I have three living children, aged 10, 7, and 3. My hopes for them are wildly different. I know what each child clashes with, and I can tell when they are trying as hard as there is an opportunity( and when they’re trying to get away with mischief ). Right now, my three-year-old is in a theatre of classic three-year-old behavior–yelling, meltdowns, insubordination, etc. She spent the whole day recently, get into one clean after another and refusing to obey my requests. I tried time out. I tried elevating my spokesperson and speaking firmly. But, in the end, I remembered–she’s three years old. She’s grumpy because that’s developmentally appropriate. Disciplining her is important( and she is working towards breaking the family record for time-outs, apparently) but so is loving her in more lax modes. On the day in question, I knew that she had woken up too early, hadn’t been napping, and was tired. So, in the end, I finally stopped trying to articulated her in time out alone, and I laid next to her and dedicated her a huddle. It use. She needed compassion.

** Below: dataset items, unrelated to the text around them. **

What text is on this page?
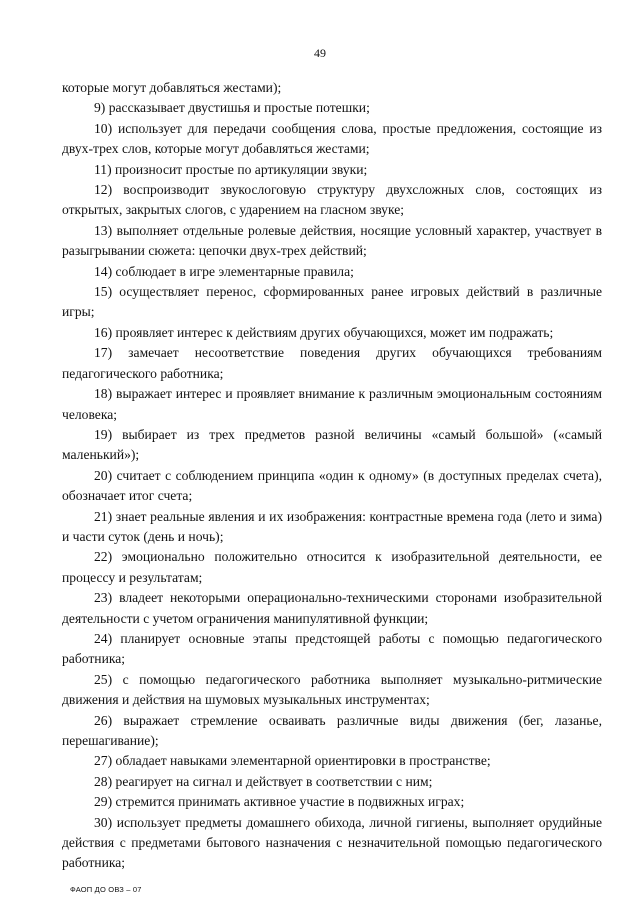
49

которые могут добавляться жестами);

9) рассказывает двустишья и простые потешки;

10) использует для передачи сообщения слова, простые предложения, состоящие из двух-трех слов, которые могут добавляться жестами;

11) произносит простые по артикуляции звуки;

12) воспроизводит звукослоговую структуру двухсложных слов, состоящих из открытых, закрытых слогов, с ударением на гласном звуке;

13) выполняет отдельные ролевые действия, носящие условный характер, участвует в разыгрывании сюжета: цепочки двух-трех действий;

14) соблюдает в игре элементарные правила;

15) осуществляет перенос, сформированных ранее игровых действий в различные игры;

16) проявляет интерес к действиям других обучающихся, может им подражать;

17) замечает несоответствие поведения других обучающихся требованиям педагогического работника;

18) выражает интерес и проявляет внимание к различным эмоциональным состояниям человека;

19) выбирает из трех предметов разной величины «самый большой» («самый маленький»);

20) считает с соблюдением принципа «один к одному» (в доступных пределах счета), обозначает итог счета;

21) знает реальные явления и их изображения: контрастные времена года (лето и зима) и части суток (день и ночь);

22) эмоционально положительно относится к изобразительной деятельности, ее процессу и результатам;

23) владеет некоторыми операционально-техническими сторонами изобразительной деятельности с учетом ограничения манипулятивной функции;

24) планирует основные этапы предстоящей работы с помощью педагогического работника;

25) с помощью педагогического работника выполняет музыкально-ритмические движения и действия на шумовых музыкальных инструментах;

26) выражает стремление осваивать различные виды движения (бег, лазанье, перешагивание);

27) обладает навыками элементарной ориентировки в пространстве;

28) реагирует на сигнал и действует в соответствии с ним;

29) стремится принимать активное участие в подвижных играх;

30) использует предметы домашнего обихода, личной гигиены, выполняет орудийные действия с предметами бытового назначения с незначительной помощью педагогического работника;

ФАОП ДО ОВЗ – 07
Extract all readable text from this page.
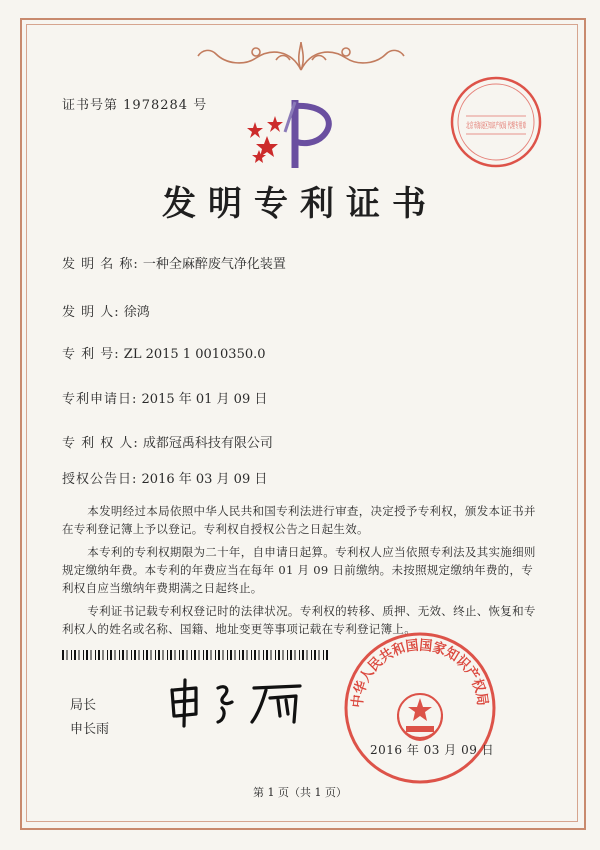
证书号第 1978284 号
北京市海淀区知识产权局 代理专用章
发明专利证书
发 明 名 称: 一种全麻醉废气净化装置
发 明 人: 徐鸿
专 利 号: ZL 2015 1 0010350.0
专利申请日: 2015 年 01 月 09 日
专 利 权 人: 成都冠禹科技有限公司
授权公告日: 2016 年 03 月 09 日

本发明经过本局依照中华人民共和国专利法进行审查，决定授予专利权，颁发本证书并在专利登记簿上予以登记。专利权自授权公告之日起生效。

本专利的专利权期限为二十年，自申请日起算。专利权人应当依照专利法及其实施细则规定缴纳年费。本专利的年费应当在每年 01 月 09 日前缴纳。未按照规定缴纳年费的，专利权自应当缴纳年费期满之日起终止。

专利证书记载专利权登记时的法律状况。专利权的转移、质押、无效、终止、恢复和专利权人的姓名或名称、国籍、地址变更等事项记载在专利登记簿上。

局长
申长雨
中华人民共和国国家知识产权局
2016 年 03 月 09 日
第 1 页（共 1 页）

God is a far better parent than I am, and so he knows this even more. His children are different, and they each have unique helplessness and clashes. He knows the perfect balance of discipline and tendernes for each child, and he knows when a child of his is giving him the most appropriate. He doesn’t point thumbs and say, “Child of mine…why can’t you be more holy like such person or persons ?? ” He is common knowledge that for some of us, this Lent will begin with our attempt to break the world record for time-outs…errr, I want, penances…and will likely end with him wrapping our petulant souls in his love weapons.

He knows us. He adoration us. He sees great efforts. And, like my petulant three-year-old–he wants us to know that we are safe to struggle with improving our petition, fasting, and almsgiving. He is consoled by our poor( but sincere) acts.

This Lent, as we stumble together with our penitential rehearsals, let us remember he receives them with not just justice, but with the most tender Fatherly mercy we can imagine.